ויפגע במקום וילן שם וגו’ ויחלם והנה סלם מצב ארצה וראשו מגיע השמימה והנה מלאכי אלקים עלים וירדים בו: וייקץ יעקב משנתו וגו’‏‏
[Yaakov] arrived at that place and slept there…He dreamt and behold! A ladder stood in the ground whose top reached the Heavens, and behold Angels of G-d were going up and down on it…Then Yaakov woke from his sleep…[2]

On Yaakov’s journey towards his uncle Lavan, as a safe haven from the wicked Eisav, he took a stop at Mount Moriah. There, he napped, and dreamed the famous prophetic dream about Angels going up and down a ladder. The Torah tells us that he woke up from his sleep, and he continued on his journey. Our Sages however[3] read the verse homiletically. Instead of reading the word as משנתו, from his sleep, we can read it as ממשנתו, from his learning. Meaning, Yaakov woke up from his learning. Besides being a cute play on words, what does this even mean? What are we to learn from this alternate reading of the verse[4]?
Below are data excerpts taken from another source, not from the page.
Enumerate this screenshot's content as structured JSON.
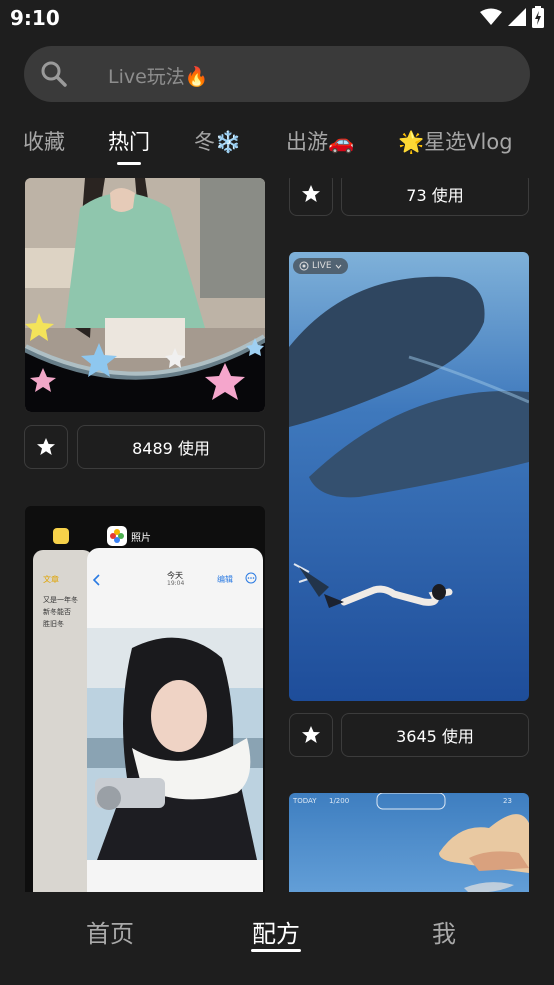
{
  "status_bar": {
    "time": "9:10"
  },
  "search": {
    "placeholder": "Live玩法🔥"
  },
  "tabs": [
    {
      "label": "收藏"
    },
    {
      "label": "热门"
    },
    {
      "label": "冬❄️"
    },
    {
      "label": "出游🚗"
    },
    {
      "label": "🌟星选Vlog"
    }
  ],
  "active_tab": "热门",
  "feed": {
    "cards": [
      {
        "id": "card-girl-stars",
        "use_label": "8489 使用"
      },
      {
        "id": "card-top-right",
        "use_label": "73 使用"
      },
      {
        "id": "card-whales",
        "live_label": "LIVE",
        "use_label": "3645 使用"
      },
      {
        "id": "card-photos",
        "app_label": "照片",
        "notes_back": "文章",
        "notes_text": [
          "又是一年冬",
          "新冬能否",
          "胜旧冬"
        ],
        "today_label": "今天",
        "today_time": "19:04",
        "edit_label": "编辑"
      },
      {
        "id": "card-sky",
        "top_left_text": "TODAY",
        "top_mid_text": "1/200",
        "top_right_text": "23"
      }
    ]
  },
  "bottom_nav": [
    {
      "label": "首页"
    },
    {
      "label": "配方"
    },
    {
      "label": "我"
    }
  ],
  "active_nav": "配方",
  "colors": {
    "background": "#1e1e1e",
    "search_bg": "#3a3a3a",
    "border": "#3c3c3c",
    "inactive_text": "#a6a6a6"
  }
}
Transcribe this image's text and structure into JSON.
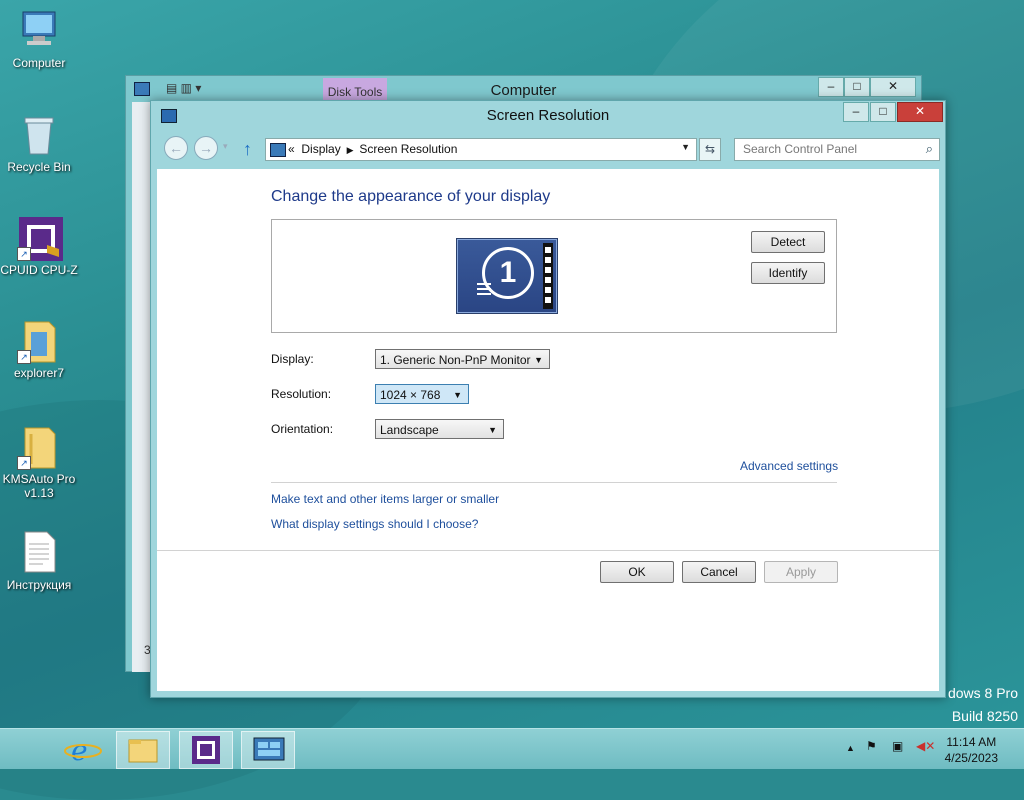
{
  "desktop": {
    "icons": [
      {
        "label": "Computer"
      },
      {
        "label": "Recycle Bin"
      },
      {
        "label": "CPUID CPU-Z"
      },
      {
        "label": "explorer7"
      },
      {
        "label": "KMSAuto Pro v1.13"
      },
      {
        "label": "Инструкция"
      }
    ],
    "watermark_line1": "dows 8 Pro",
    "watermark_line2": "Build 8250"
  },
  "back_window": {
    "title": "Computer",
    "ribbon_tab": "Disk Tools",
    "status_fragment": "3"
  },
  "dialog": {
    "title": "Screen Resolution",
    "breadcrumb": [
      "Display",
      "Screen Resolution"
    ],
    "breadcrumb_prefix": "«",
    "search_placeholder": "Search Control Panel",
    "heading": "Change the appearance of your display",
    "monitor_number": "1",
    "detect_label": "Detect",
    "identify_label": "Identify",
    "display_label": "Display:",
    "display_value": "1. Generic Non-PnP Monitor",
    "resolution_label": "Resolution:",
    "resolution_value": "1024 × 768",
    "orientation_label": "Orientation:",
    "orientation_value": "Landscape",
    "advanced_link": "Advanced settings",
    "link_text_size": "Make text and other items larger or smaller",
    "link_help": "What display settings should I choose?",
    "ok_label": "OK",
    "cancel_label": "Cancel",
    "apply_label": "Apply"
  },
  "taskbar": {
    "time": "11:14 AM",
    "date": "4/25/2023"
  },
  "colors": {
    "link": "#1e4f9c",
    "heading": "#1e3a8a",
    "close": "#c9403a"
  }
}
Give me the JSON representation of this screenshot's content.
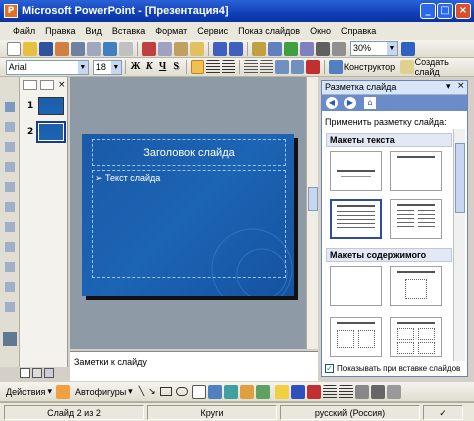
{
  "window": {
    "title": "Microsoft PowerPoint - [Презентация4]"
  },
  "menubar": {
    "items": [
      "Файл",
      "Правка",
      "Вид",
      "Вставка",
      "Формат",
      "Сервис",
      "Показ слайдов",
      "Окно",
      "Справка"
    ]
  },
  "standard_toolbar": {
    "zoom": "30%"
  },
  "format_toolbar": {
    "font": "Arial",
    "size": "18",
    "bold": "Ж",
    "italic": "К",
    "underline": "Ч",
    "shadow": "S",
    "design_label": "Конструктор",
    "new_slide_label": "Создать слайд"
  },
  "slides_pane": {
    "thumb1_number": "1",
    "thumb2_number": "2"
  },
  "slide": {
    "title": "Заголовок слайда",
    "body": "Текст слайда",
    "accent_color": "#1c64b4"
  },
  "notes": {
    "placeholder": "Заметки к слайду"
  },
  "taskpane": {
    "title": "Разметка слайда",
    "apply_label": "Применить разметку слайда:",
    "section_text": "Макеты текста",
    "section_content": "Макеты содержимого",
    "show_on_insert": "Показывать при вставке слайдов"
  },
  "drawing_toolbar": {
    "actions": "Действия",
    "autoshapes": "Автофигуры"
  },
  "statusbar": {
    "slide_info": "Слайд 2 из 2",
    "design": "Круги",
    "language": "русский (Россия)"
  }
}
Our Sages exhort us[5] that all of our actions should be for the sake of Heaven. What this means[6] is that when a person goes about their day-to-day activities, eating, drinking, conducting business, and even sleeping, it should all be for one purpose: to give us the strength and ability to serve Hashem and learn His Torah. If someone does this, even while they are doing seemingly mundane tasks, they are fulfilling countless mitzvos. Someone who is sleeping isn’t always regarded as ignoring their studies. On the contrary, if their intent is to allow them to study further, the sleeping is regarded as actually learning!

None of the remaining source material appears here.